Louis Dale, Jeff Foote, Ryan Wittman of Cornell University

Cornell University is riding a wave of athletic success this week after a dark couple of months on campus. The Big Red hockey team is playing deep into the NCAA tournament and the men's basketball team is in the semi-finals of the Eastern Regionals of the NCAA tournament at the Carrier Dome. But, the university community is also mourning the loss of six students in six months to suicide. The suicide concern is so high the university is taking steps to build higher fences on bridges spanning Ithaca's familiar gorges.

In Syracuse, players who wrapped up practice on the Carrier Dome floor Wednesday afternoon appeared relaxed as they joked with each other and talked about the tremendous season they are having. But, when asked about the recent tragedies on campus they acknowledged they are keeping it in mind.

"What we're trying to do is give people something else to think of," said Cornell senior and star forward Ryan Wittman. "Something to take their minds of that. We've been feeling a lot of support from students and locals around our community. It's a difficult situation. Not making people forget about it just giving them something else to think about for a little while."

Cornell players are hoping a strong contingent from Ithaca and greater Central New York area make the Dome more of a Cornell home game tomorrow night.

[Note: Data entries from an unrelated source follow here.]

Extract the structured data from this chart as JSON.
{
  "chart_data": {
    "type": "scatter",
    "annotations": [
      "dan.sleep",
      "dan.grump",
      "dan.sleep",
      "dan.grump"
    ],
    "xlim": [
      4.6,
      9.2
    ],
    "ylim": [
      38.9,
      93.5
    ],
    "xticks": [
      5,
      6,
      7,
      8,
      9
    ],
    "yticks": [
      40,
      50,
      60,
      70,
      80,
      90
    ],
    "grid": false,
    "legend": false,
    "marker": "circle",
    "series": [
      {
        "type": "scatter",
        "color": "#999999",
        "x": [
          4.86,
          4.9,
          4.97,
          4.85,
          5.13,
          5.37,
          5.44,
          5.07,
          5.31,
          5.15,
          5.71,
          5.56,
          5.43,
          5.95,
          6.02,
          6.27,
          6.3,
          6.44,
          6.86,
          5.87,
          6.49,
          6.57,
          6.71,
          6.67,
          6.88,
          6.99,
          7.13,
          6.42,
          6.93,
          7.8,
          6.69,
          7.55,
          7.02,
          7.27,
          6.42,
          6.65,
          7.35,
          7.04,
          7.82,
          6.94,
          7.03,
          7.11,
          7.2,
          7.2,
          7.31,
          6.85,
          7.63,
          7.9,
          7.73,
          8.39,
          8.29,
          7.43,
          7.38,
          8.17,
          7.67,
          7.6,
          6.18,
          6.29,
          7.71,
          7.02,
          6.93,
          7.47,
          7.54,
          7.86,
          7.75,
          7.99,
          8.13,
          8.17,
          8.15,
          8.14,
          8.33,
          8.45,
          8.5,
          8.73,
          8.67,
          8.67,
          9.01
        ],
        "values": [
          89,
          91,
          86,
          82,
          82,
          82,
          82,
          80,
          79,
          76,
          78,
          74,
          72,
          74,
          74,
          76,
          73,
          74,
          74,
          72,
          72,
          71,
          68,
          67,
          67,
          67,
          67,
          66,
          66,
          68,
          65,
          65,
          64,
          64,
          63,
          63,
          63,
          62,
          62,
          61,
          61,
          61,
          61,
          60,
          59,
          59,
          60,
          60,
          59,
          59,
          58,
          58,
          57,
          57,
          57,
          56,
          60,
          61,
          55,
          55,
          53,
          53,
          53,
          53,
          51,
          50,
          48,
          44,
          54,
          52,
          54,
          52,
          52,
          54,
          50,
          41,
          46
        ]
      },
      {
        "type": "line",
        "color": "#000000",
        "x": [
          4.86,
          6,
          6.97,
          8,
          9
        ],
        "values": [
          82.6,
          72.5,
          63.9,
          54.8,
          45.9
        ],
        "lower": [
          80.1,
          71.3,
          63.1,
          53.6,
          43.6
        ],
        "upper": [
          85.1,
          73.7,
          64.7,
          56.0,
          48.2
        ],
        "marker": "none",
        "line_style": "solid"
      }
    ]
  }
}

CBS Sports Analyst Jay Bilas, who is calling the game, pointed out today the magnitude of a potential Cornell trip to the Final Four. Only one team from a mid-major conference has gone to the Final Four in the last 30 years. He sees Cornell as a talented enough team to get the job done if the Big Red plays well and Kentucky is off its game just a little bit.

In related news, Cornell University officials say two fatal bridge plunges this month have been ruled suicides, bringing the number of students who've killed themselves this academic year to six.

The body of 19-year-old sophomore William Sinclair of Chevy Chase, Md., was recovered March 11 from one of the gorges bounding the Ivy League school's campus. That was a day before 21-year-old junior Matthew Zika of Lafayette, Ind., was seen jumping from a bridge into a gorge's rushing waters. His body has not been found.

Cornell spokeswoman Claudia Wheatley confirmed Wednesday that medical authorities ruled the deaths suicides. They followed another fatal leap last month and three suicides last semester.

Despite the string of deaths, Cornell maintains its suicide rate over time is normal for colleges.

Information from the Associated Press in Ithaca was used in this report.